While I was trying to capture the effects of the light on the brightly coloured boats in the harbour at Muxía, I noticed a flock of seagulls paying close attention to a chap who was busy at the water’s edge.
At first sight, I couldn’t make out what he was doing, although the trail of crimson rippling in the water was intriguing.
Then, when he stood up to rinse and empty the water from the rubber capazo, I realised that the red was only a reflection of his jersey. But the gulls were still intent on his activity, so I continued watching, too.

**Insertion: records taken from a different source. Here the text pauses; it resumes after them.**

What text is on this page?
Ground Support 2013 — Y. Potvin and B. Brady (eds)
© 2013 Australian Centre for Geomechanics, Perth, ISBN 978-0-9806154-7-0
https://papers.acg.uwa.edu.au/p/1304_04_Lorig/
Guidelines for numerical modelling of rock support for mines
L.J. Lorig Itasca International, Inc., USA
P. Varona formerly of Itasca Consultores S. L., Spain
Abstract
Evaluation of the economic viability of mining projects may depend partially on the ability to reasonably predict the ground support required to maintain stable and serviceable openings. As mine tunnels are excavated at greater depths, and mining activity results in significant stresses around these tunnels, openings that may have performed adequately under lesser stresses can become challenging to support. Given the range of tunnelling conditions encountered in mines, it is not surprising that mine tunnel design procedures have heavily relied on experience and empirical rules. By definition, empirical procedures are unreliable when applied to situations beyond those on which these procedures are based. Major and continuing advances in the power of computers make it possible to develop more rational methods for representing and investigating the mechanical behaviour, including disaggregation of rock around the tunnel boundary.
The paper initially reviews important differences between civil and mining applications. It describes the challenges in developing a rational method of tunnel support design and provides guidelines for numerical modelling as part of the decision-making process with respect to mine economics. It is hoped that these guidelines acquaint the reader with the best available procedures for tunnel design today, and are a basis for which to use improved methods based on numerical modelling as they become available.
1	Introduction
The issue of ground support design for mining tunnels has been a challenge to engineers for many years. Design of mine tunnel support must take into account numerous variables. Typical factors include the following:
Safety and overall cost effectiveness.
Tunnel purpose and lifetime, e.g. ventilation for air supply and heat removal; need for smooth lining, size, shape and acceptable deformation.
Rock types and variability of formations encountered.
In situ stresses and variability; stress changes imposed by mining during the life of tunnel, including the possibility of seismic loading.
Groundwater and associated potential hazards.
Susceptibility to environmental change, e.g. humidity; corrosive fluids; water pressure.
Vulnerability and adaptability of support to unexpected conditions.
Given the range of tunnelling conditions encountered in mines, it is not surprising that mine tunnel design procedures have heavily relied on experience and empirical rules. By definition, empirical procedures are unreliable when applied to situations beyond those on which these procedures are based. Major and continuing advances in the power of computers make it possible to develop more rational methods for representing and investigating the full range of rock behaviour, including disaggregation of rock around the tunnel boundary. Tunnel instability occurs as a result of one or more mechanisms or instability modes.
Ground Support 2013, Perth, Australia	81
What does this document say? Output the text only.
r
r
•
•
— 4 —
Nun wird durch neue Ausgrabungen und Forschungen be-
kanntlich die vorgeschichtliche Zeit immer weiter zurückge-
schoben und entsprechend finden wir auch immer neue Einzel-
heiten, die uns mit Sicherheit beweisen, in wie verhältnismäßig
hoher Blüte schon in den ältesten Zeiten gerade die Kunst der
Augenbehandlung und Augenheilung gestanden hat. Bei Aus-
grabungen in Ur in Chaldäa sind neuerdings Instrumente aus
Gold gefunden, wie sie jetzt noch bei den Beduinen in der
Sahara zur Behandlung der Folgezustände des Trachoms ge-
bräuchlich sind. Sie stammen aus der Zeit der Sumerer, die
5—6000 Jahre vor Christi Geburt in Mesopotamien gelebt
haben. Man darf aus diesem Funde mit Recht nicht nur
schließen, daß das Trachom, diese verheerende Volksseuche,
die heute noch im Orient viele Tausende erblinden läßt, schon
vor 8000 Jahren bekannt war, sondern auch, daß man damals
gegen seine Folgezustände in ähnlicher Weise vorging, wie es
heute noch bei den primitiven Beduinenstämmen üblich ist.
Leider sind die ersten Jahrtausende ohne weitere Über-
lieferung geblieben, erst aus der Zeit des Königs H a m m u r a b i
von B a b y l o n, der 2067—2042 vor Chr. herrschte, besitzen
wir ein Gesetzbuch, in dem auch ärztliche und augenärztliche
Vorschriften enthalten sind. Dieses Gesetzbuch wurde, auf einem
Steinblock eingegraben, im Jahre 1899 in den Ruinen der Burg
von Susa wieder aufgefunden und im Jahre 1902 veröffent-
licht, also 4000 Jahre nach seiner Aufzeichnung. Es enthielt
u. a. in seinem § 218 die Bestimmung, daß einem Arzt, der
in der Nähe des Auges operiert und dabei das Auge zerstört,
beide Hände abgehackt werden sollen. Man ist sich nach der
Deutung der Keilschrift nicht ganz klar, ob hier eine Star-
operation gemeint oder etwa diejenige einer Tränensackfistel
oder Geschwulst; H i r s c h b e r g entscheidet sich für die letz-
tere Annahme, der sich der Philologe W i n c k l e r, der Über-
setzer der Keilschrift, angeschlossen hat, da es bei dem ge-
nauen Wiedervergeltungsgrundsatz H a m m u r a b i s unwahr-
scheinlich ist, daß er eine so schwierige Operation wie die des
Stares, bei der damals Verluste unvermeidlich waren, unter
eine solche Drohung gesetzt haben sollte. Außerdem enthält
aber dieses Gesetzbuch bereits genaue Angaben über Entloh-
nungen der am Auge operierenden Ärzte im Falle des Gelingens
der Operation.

It became clear that he was cleaning a large fish of some sort – quite possibly a conger eel. He gutted it and cut off its fins, then washed it thoroughly in the sea before putting it into the bucket and leaving the gulls to make do with diving for the trimmings.
I haven’t yet had time to process my impressions and write any poetry about this recent trip, so I am going back to an old poem set on a different Spanish coast; I think Barceloneta is on the Costa Dorada.
The poem isn’t a firsthand interpretation: it’s based on a poem by Alexandre Plana. Some background to the writing process here, including an earlier draft, can be found in the blog post Transcreation.
I’m not sure that the scenes have much in common, except fish, gulls and bright colours, but that’s probably enough to be going on with.
/(after Alexandre Plana)/
White sands; white boats in the harbour; white gulls
buoyed on the darkening, salt-eroded, scent of stone.
Hunkered threads of houses fray the shore.
Stink of fish, stink of furled sails, stink
of mildewed planks; Google-bright daubs of colour
– yellow, blue, green, red – streetview daubs
of wooden doors and daubs of clothes strung out to dry.
Through colour and scent, this light unmakes the world.